For the data license see here.

ECMWF forecasts

  • Source: ECMWF (European Centre for Medium-Range Weather Forecasts)
  • Gridded forecasts: 50-member ensemble forecasts
  • Time range: 2015-01-02 to 2020-12-31
  • Forecast leadtimes: 24, 48, 72, 96, 120 hours
  • Forecast initialization time: 12 UTC
  • Area: Germany
  • Resolution: 0.25 degrees
  • Meteorological variable: 2m surface temperature (t2m)

DWD observations

  • Source: DWD Climate Data Center (German Weather Service)
  • Observation data: Hourly observations of the target variable (2m surface temperature)
  • Number of stations: 462
  • ECMWF forecasts: Bilinearly interpolated to the SYNOP stations and reduced to its mean (t2m_mean) and standard deviation (t2m_sd)
  • Metadata
Variable Description
obs Observation of 2m surface temperature
lt Lead time
id Station ID
name Station name
lon Longitude of station
lat Latitude of station
elev Elevation of station
date Date
doy Day of the year

Ensemble postprocessing

All models except of the EMOS and autoregressive adjusted EMOS (AR-EMOS) are estimated based on the static training data 2015-2019. For the EMOS and AR-EMOS model estimation a day-by-day sliding training window is applied which uses training data of 2019 and 2020. Finally, all models are evaluated in the whole year 2020.
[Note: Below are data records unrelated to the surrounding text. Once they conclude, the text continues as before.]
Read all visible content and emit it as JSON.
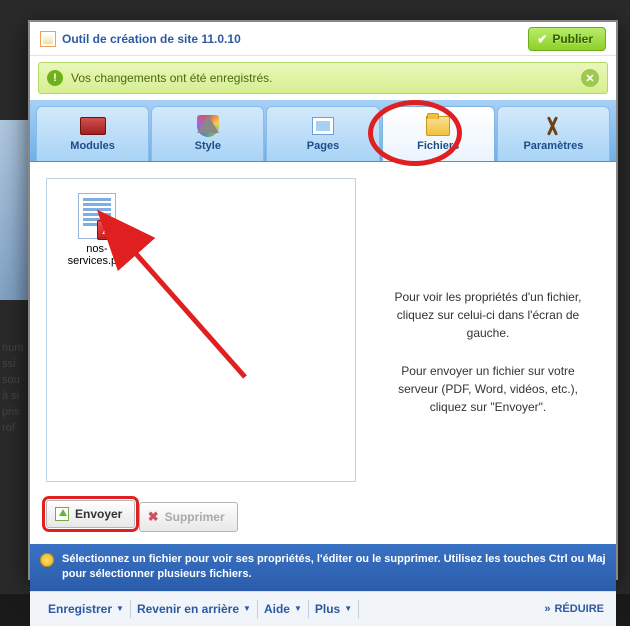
{
  "title": "Outil de création de site 11.0.10",
  "publish_label": "Publier",
  "notice": {
    "text": "Vos changements ont été enregistrés."
  },
  "tabs": [
    {
      "label": "Modules"
    },
    {
      "label": "Style"
    },
    {
      "label": "Pages"
    },
    {
      "label": "Fichiers"
    },
    {
      "label": "Paramètres"
    }
  ],
  "active_tab_index": 3,
  "files": [
    {
      "name": "nos-services.pdf"
    }
  ],
  "info": {
    "p1": "Pour voir les propriétés d'un fichier, cliquez sur celui-ci dans l'écran de gauche.",
    "p2": "Pour envoyer un fichier sur votre serveur (PDF, Word, vidéos, etc.), cliquez sur \"Envoyer\"."
  },
  "actions": {
    "send": "Envoyer",
    "delete": "Supprimer"
  },
  "tip": "Sélectionnez un fichier pour voir ses propriétés, l'éditer ou le supprimer. Utilisez les touches Ctrl ou Maj pour sélectionner plusieurs fichiers.",
  "footer": {
    "save": "Enregistrer",
    "revert": "Revenir en arrière",
    "help": "Aide",
    "more": "Plus",
    "reduce": "RÉDUIRE"
  },
  "colors": {
    "highlight": "#e02020",
    "primary_blue": "#2c5aa0",
    "tab_bg": "#a6d0f7"
  }
}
R-packages and R-Scripts for the ensemble postprocessing models

  • EMOS.R: Local EMOS with rolling training period.
  • ensAR: Local autoregressive adjusted EMOS (AR-EMOS) with rolling training period.
  • tsEMOS:
    • Local smooth EMOS (SEMOS).
    • Local deseasonalized autoregressive smooth EMOS (DAR-SEMOS).
    • Local multiplicative deseasonalized autoregressive smooth EMOS with generalized autoregressive conditional heteroscedasticity (DAR-GARCH-SEMOS ($\cdot$)).
    • Local additive deseasonalized autoregressive smooth EMOS with generalized autoregressive conditional heteroscedasticity (DAR-GARCH-SEMOS (+)).
    • Local standardized autoregressive smooth EMOS (SAR-SEMOS).

Additional R-packages

  • imputeTS: For the missing value imputation.
  • eppverification: For the verification of the ensemble postprocessing models.